Speaking freely in special clothing

26 Jun 2020

 By Professor Graeme Orr

What happens when sport moves from the back pages to the front?

Sport and politics don’t mix. Except when they do, which is often. With sport so integrated into society, it would be strange if political or religious speech didn’t seep into elite sport and seek amplification. It can be provocative and polemical, or humdrum and hokey. It can be actual speech or symbolic communication. But from anthems and military bands to gestures like “taking a knee” or kissing a crucifix, sporting events are suffused with sociopolitical expression.

Sport, of the type that so many of us consume as spectators, is also nothing if not big business. Retailers, like elite sporting organisations, used to be wary of controversies in case they alienated a swathe of their customers.
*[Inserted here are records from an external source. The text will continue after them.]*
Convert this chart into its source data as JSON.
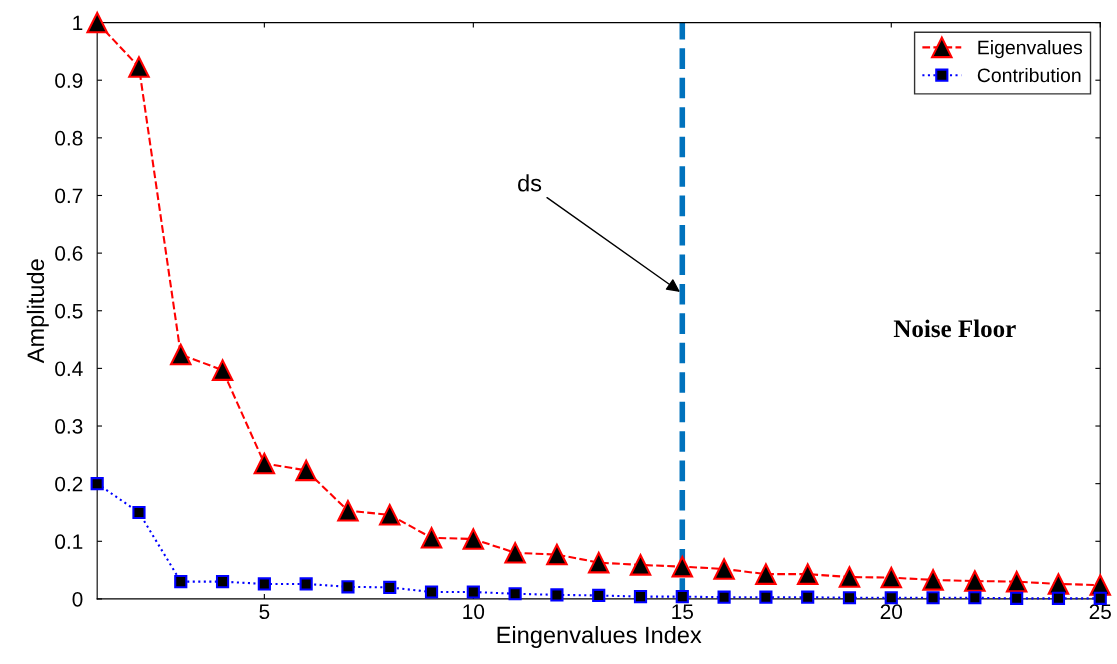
{
  "chart_data": {
    "type": "line",
    "xlabel": "Eingenvalues Index",
    "ylabel": "Amplitude",
    "x": [
      1,
      2,
      3,
      4,
      5,
      6,
      7,
      8,
      9,
      10,
      11,
      12,
      13,
      14,
      15,
      16,
      17,
      18,
      19,
      20,
      21,
      22,
      23,
      24,
      25
    ],
    "series": [
      {
        "name": "Eigenvalues",
        "color": "#ff0000",
        "marker": "triangle",
        "line_style": "dashed",
        "values": [
          1.0,
          0.923,
          0.424,
          0.397,
          0.235,
          0.223,
          0.153,
          0.146,
          0.106,
          0.104,
          0.08,
          0.077,
          0.063,
          0.059,
          0.056,
          0.052,
          0.043,
          0.043,
          0.038,
          0.037,
          0.033,
          0.031,
          0.03,
          0.026,
          0.024
        ]
      },
      {
        "name": "Contribution",
        "color": "#0000ff",
        "marker": "square",
        "line_style": "dotted",
        "values": [
          0.2,
          0.15,
          0.03,
          0.03,
          0.026,
          0.026,
          0.021,
          0.02,
          0.012,
          0.012,
          0.009,
          0.007,
          0.006,
          0.004,
          0.004,
          0.003,
          0.003,
          0.003,
          0.002,
          0.002,
          0.002,
          0.002,
          0.001,
          0.001,
          0.001
        ]
      }
    ],
    "xlim": [
      1,
      25
    ],
    "ylim": [
      0,
      1
    ],
    "xticks": [
      5,
      10,
      15,
      20,
      25
    ],
    "yticks": [
      0,
      0.1,
      0.2,
      0.3,
      0.4,
      0.5,
      0.6,
      0.7,
      0.8,
      0.9,
      1
    ],
    "ref_lines": [
      {
        "axis": "x",
        "value": 15,
        "color": "#0072bd",
        "line_style": "dashed"
      }
    ],
    "annotations": [
      {
        "text": "ds",
        "x": 15,
        "y": 0.53
      },
      "Noise Floor"
    ],
    "legend": "top right",
    "grid": false
  }
}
Modern businesses, however, are often keen to position their brands, adapt to new demographics, or promote issues dear to their owners or chief executives. Think of Qantas and marriage equality. Or Ben and Jerry’s and just about any progressive cause.

Between the brands and the fans, what about the stars of the show? How are the players and coaches who actually “do” the sport implicated in this branding, and do they have any freedom to express their own views? What whips and reins do those who control sport — the club managers and league officials — wield?

Take the Black Lives Matter movement, which began in the United States but has evolved and spread to many countries, Australia included. One of its powerful early tokens in the United States involved NFL players “taking a knee” when the national anthem was played before major games. For his troubles, the leader of this protest, Colin Kaepernick, was pilloried by none other than the US president, and hung out to dry by his sport.

Yet the tide has turned. Kaepernick is now a heroic figure and even President Trump says he should be welcomed back. Police at BLM demonstrations are now “taking a knee” in fellowship with demonstrators. When football restarted in Australia recently, both Australian rules and rugby league teams followed suit, in solidarity with the movement.